Deterministic masking
Published 20 March 2024
Deterministic masking allows equal values in a database to be masked to the same value. This is useful when a database or databases may have denormalized/duplicated data across several tables that needs to remain consistent after masking.
Example
Given a Customers table:
| Id | Name |
|---|---|
| 1 | Jane |
| 2 | John |
| 3 | Jane |
| 4 | David |
If the Name column is masked deterministically, each value would be replaced with a new value, with any values that were the same before masking being the same after:
| Id | Name |
|---|---|
| 1 | Steven |
| 2 | Carol |
| 3 | Steven |
| 4 | Neil |
There are two modes of operation for deterministic masking:
1. Within-run deterministic masking
Masking behaves as in the example above. If the same starting database were to be masked again, the resulting masked values would still be consistent but would be different from the first masking run.
2. Cross-run / Cross database deterministic masking
Masking behaves as in the example above. If the same starting database were to be masked again, the resulting masked values would still be consistent and would be the same as in the first masking run.
This requires a deterministic seed to be provided when masking. This seed is used to provide a known starting point to enable masking to be repeatable across masking runs.
This function can also be used across multiple databases.
Enabling Deterministic Masking
By default, some datasets in Anonymize are masked deterministically (see Default classifications and datasets for more information).

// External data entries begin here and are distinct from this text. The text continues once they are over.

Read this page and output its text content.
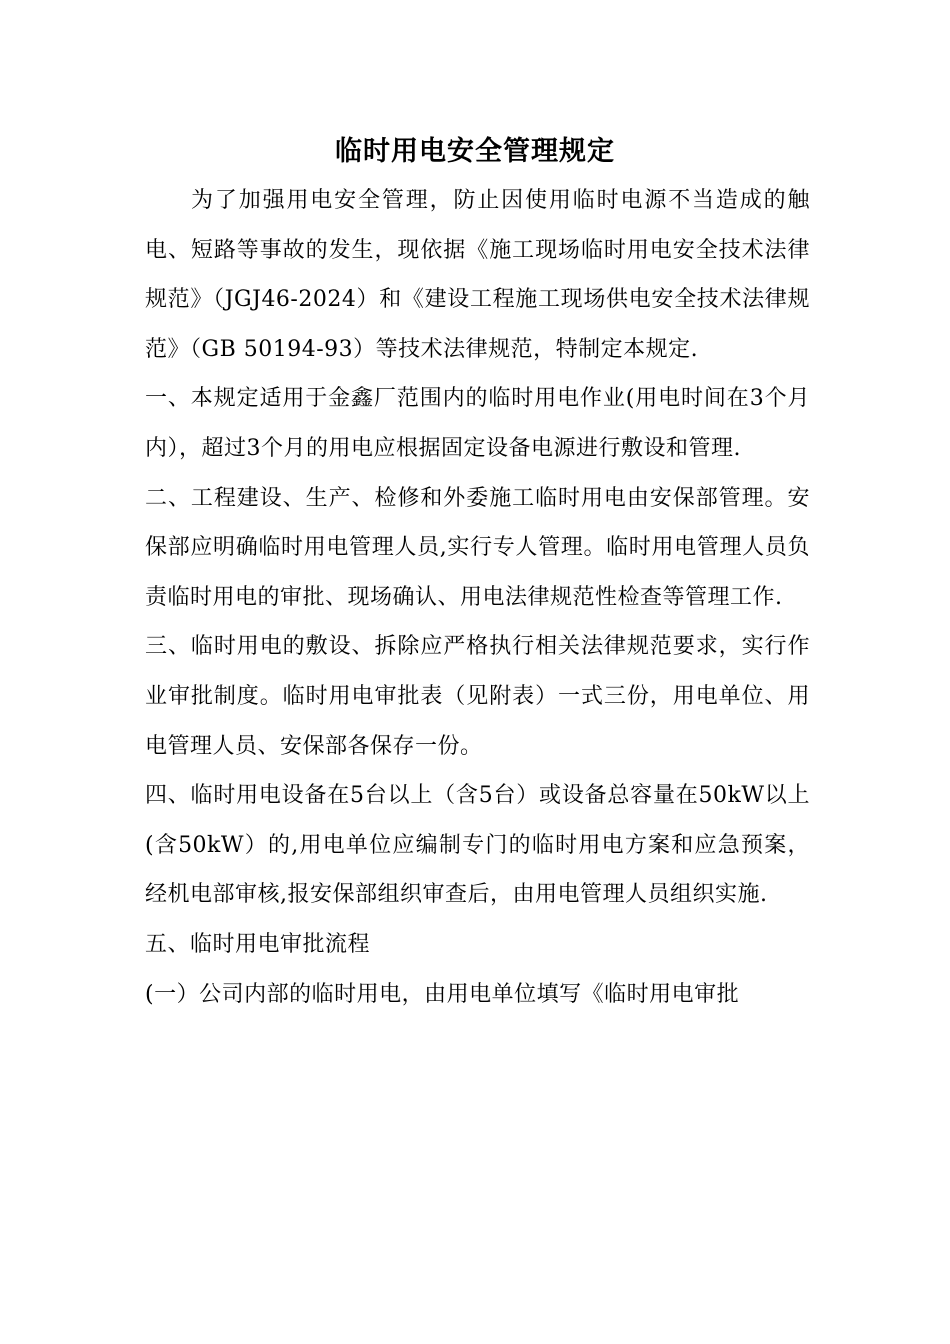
临时用电安全管理规定

为了加强用电安全管理，防止因使用临时电源不当造成的触电、短路等事故的发生，现依据《施工现场临时用电安全技术法律规范》（JGJ46-2024）和《建设工程施工现场供电安全技术法律规范》（GB 50194-93）等技术法律规范，特制定本规定.

一、本规定适用于金鑫厂范围内的临时用电作业(用电时间在3个月内），超过3个月的用电应根据固定设备电源进行敷设和管理.

二、工程建设、生产、检修和外委施工临时用电由安保部管理。安保部应明确临时用电管理人员,实行专人管理。临时用电管理人员负责临时用电的审批、现场确认、用电法律规范性检查等管理工作.

三、临时用电的敷设、拆除应严格执行相关法律规范要求，实行作业审批制度。临时用电审批表（见附表）一式三份，用电单位、用电管理人员、安保部各保存一份。

四、临时用电设备在5台以上（含5台）或设备总容量在50kW以上(含50kW）的,用电单位应编制专门的临时用电方案和应急预案，经机电部审核,报安保部组织审查后，由用电管理人员组织实施.

五、临时用电审批流程

(一）公司内部的临时用电，由用电单位填写《临时用电审批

To enable or disable deterministic masking for a specific column, you can set the deterministic property in the masking file:
{
"tables": [
{
"schema": "Person",
"name": "Address",
"columns": [
{
"name": "FirstName",
"dataset": "GivenNames",
"deterministic": true,
"maxLength": 50
}
]
}
]
}In this example, the FirstName column will be masked deterministically using the GivenNames dataset.
Deterministic Seed
To control the output of deterministic masking across multiple runs of Anonymize, you can provide a seed value using the --deterministic-seed command-line option.
The seed is used to ensure that the same input values will always produce the same masked output values when the same seed is used.
Example usage:
rganonymize mask --deterministic-seed "my-secret-seed"
Seed Requirements
It is important to avoid the use of a "weak" deterministic seed. Weak seeds include short seeds, or well known/easily guessable strings.
The deterministic seed must meet the following requirements:
- It must be at least 4 characters long
- It cannot consist of a single repeated character (e.g., "111111")
- It cannot be an empty GUID (e.g., "00000000-0000-0000-0000-000000000000")
Security Considerations
Deterministic masking, coupled with a stored seed, is useful for data which is effectively anonymous to anyone who does not also have access to the seed, but consistent across multiple runs.
Control access to your seed using the same principles you'd apply to encryption keys or database passwords. Store seeds in a key vault or secrets management system, and restrict access to team members who need it for legitimate workflows. Users who have access to the seed may be able to determine some original data.